• Sue Curran

The Way of Life – How the Story Began

For those of you who have read The Way of Life, I thought you might like to read one of the short stories I wrote in preparation for the novel itself. If you haven’t read the novel yet... you may well be tempted when you’ve read how the story began!

‘Mmm that chocolate cake looks wickedly inviting.’ Joy dropped her bag to the floor and plonked a pile of holiday brochures onto the table. ‘I think I’ll treat myself. Another coffee?’ she asked Trish.

‘Please,’ Trish mumbled through her mouth full of chocolate cake. ‘Are we planning another little holiday?’ She asked flicking through the top brochure. ‘Don’t you ever get fed up with all these package sun holidays?’

‘I know, they do get boring sometimes, but Daniel works so hard, he needs the break.’

‘Why don’t we go away together? Trish asked, gathering up the brochures and dropping them to the ground. ‘The four of us, let’s do something different.’

‘Like what?’

‘I don’t know, we’ll think of something.’

The two of them sat, coffee cups in hand, staring out of the window, each deep in thought, watching the world go by. They had been friends for years now, but it was the first time the subject of holidaying together had come up.

‘What about Rob?’ Joy broke their silence. ‘Do you think he’d go for it?’

‘I can’t see why not, he’s known Daniel for a long time now. They always get on fine when we have a night out.’

‘I’m sure Daniel will be up for it. He’s kind of eager to please me at the moment. I think he feels bad about working such long hours. Why don’t the four of us go out for lunch on Sunday? We can put the idea to the lads then.’
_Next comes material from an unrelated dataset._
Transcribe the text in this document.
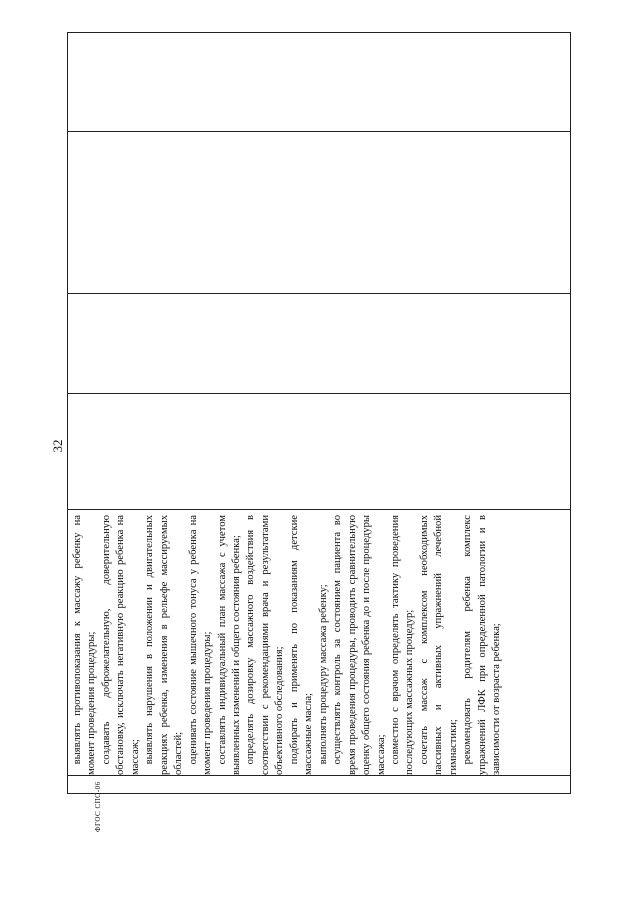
32

выявлять противопоказания к массажу ребенку на момент проведения процедуры; создавать доброжелательную, доверительную обстановку, исключать негативную реакцию ребенка на массаж; выявлять нарушения в положении и двигательных реакциях ребенка, изменения в рельефе массируемых областей; оценивать состояние мышечного тонуса у ребенка на момент проведения процедуры; составлять индивидуальный план массажа с учетом выявленных изменений и общего состояния ребенка; определять дозировку массажного воздействия в соответствии с рекомендациями врача и результатами объективного обследования; подбирать и применять по показаниям детские массажные масла; выполнять процедуру массажа ребенку; осуществлять контроль за состоянием пациента во время проведения процедуры, проводить сравнительную оценку общего состояния ребенка до и после процедуры массажа; совместно с врачом определять тактику проведения последующих массажных процедур; сочетать массаж с комплексом необходимых пассивных и активных упражнений лечебной гимнастики; рекомендовать родителям ребенка комплекс упражнений ЛФК при определенной патологии и в зависимости от возраста ребенка;

ФГОС СПО-06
‘Great.’ Trish gathered up her shopping. ‘I need to head off now; I have a class at three.’

Joy picked up the brochures and dropped them into the bin before ordering another coffee and opening up the latest copy of Woman & Home. She wasn’t ready to go home to their empty house, not just yet. It was quiet in the cafe; the lunchtime trade had been and gone. Now was the calm, before the storm of noisy school kids who would flood through the doors just after three. The girl’s with their high pitched giggles; the raucous laughter and crude jokes of the boys.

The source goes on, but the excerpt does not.